As per the Bangkok Treaty of 1995, Southeast Asia is a nuclear-weapon-free zone (NWFZ). Moreover, almost all of the ASEAN member-states have deep economic linkages with China, even though they rely on the U.S. for “security and stability” in Asia. Even though some of them have disputes with Beijing in the South China Sea, like the Philippines and Vietnam, they prefer to avoid unnecessary “provocations” and try to balance their ties with the U.S. and China, amid intensifying regional rivalry between the two big powers. Australian defence and foreign ministries are expected to embark on a diplomatic charm offensive to assuage all concerns of Southeast Asian countries lying in China’s periphery.
Eyeing for balance of power
AUKUS was announced just one year after a Pentagon report claimed that China has built the world’s largest naval fleet in sheer numerical terms, even though the Chinese People’s Liberation Army Navy (PLAN) relies mostly on smaller classes of ships, while the U.S. naval strength is further multiplied by its allied navies. One of the most-overlooked events of March 2023 was the annual session of China’s ceremonial national legislature, the National People’s Congress (NPC), which handed over China’s Presidency to the hyper-nationalistic and revanchist leader Xi Jinping for an unprecedented third time in a row.
The newly-appointed Chinese foreign minister Qin Gang, formerly China’s Ambassador to the United States, held a press conference on the sidelines of the NPC, during which he made a significant remark that throws light on the deteriorating state of U.S.-China relations. He accused the U.S. of harbouring a “Cold War mentality” and said, “… the United States claims that it seeks to out-compete China but does not seek conflict. Yet in reality, it’s so-called competition means to contain and suppress China in all respects and get the two countries locked in a zero-sum game … If the United States does not hit the brake but continues to speed down the wrong path, no amount of guardrails can prevent derailing, and there will surely be conflict and confrontation … Containment and suppression will not make America great, and it will not stop the rejuvenation of China …”
Washington’s shooting of a suspected Chinese “spy balloon” that flew over American airspace earlier this year is the latest example of this downward spiral in U.S.-China ties. The Indo-Pacific, as a geostrategic concept and a broader maritime region, came into being as China began to flex its military muscles throughout its immediate and extended neighbourhood, where U.S. and its allies have a robust military presence.
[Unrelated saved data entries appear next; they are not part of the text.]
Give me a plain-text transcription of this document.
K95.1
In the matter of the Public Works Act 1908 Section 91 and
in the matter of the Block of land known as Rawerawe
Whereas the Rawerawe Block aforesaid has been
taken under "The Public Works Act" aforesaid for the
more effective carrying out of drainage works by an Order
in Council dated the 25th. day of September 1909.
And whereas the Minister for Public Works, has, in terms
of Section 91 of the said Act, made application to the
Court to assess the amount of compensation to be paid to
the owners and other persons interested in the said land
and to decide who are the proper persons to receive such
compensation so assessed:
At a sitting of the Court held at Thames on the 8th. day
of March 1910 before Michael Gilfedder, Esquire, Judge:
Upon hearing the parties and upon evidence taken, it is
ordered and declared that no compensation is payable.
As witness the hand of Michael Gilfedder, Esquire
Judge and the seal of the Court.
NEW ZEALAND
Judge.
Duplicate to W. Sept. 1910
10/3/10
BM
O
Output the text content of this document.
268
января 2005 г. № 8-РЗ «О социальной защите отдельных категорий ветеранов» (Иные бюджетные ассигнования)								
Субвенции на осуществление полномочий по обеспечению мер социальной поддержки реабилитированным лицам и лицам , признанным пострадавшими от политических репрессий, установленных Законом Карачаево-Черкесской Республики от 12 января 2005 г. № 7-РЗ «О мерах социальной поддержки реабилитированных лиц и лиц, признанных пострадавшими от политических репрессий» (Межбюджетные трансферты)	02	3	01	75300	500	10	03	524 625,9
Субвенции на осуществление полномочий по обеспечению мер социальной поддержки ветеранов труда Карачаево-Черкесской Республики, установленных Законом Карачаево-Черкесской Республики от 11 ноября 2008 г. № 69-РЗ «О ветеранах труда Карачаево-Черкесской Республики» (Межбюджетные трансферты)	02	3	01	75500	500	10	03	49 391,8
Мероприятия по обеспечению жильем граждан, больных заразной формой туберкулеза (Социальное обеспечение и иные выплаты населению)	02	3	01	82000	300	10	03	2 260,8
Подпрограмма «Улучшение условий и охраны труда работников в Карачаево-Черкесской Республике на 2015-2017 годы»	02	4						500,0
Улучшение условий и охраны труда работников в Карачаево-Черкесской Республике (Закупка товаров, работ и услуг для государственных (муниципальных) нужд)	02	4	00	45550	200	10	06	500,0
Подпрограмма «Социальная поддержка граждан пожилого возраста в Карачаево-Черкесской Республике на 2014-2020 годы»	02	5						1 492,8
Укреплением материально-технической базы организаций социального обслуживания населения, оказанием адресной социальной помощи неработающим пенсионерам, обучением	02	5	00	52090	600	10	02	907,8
Being part of the U.S.-led alliance system, including the “Five Eyes” intelligence-sharing network and the recent AUKUS pact, Canberra has become a lynchpin of Washington’s evolving Indo-Pacific strategy to counter growing Chinese assertiveness and stated offensive intentions vis-à-vis Taiwan, the South and East China Seas, and also the Line of Actual Control (LAC) with India. Australia is also due to the host the third in-person Quad leaders’ summit later this year.
As the “threat perception” of China in the West continues to rise day by day, the extent to which an AUKUS-centered deterrence is possible in Asia remains to be seen in the years to come.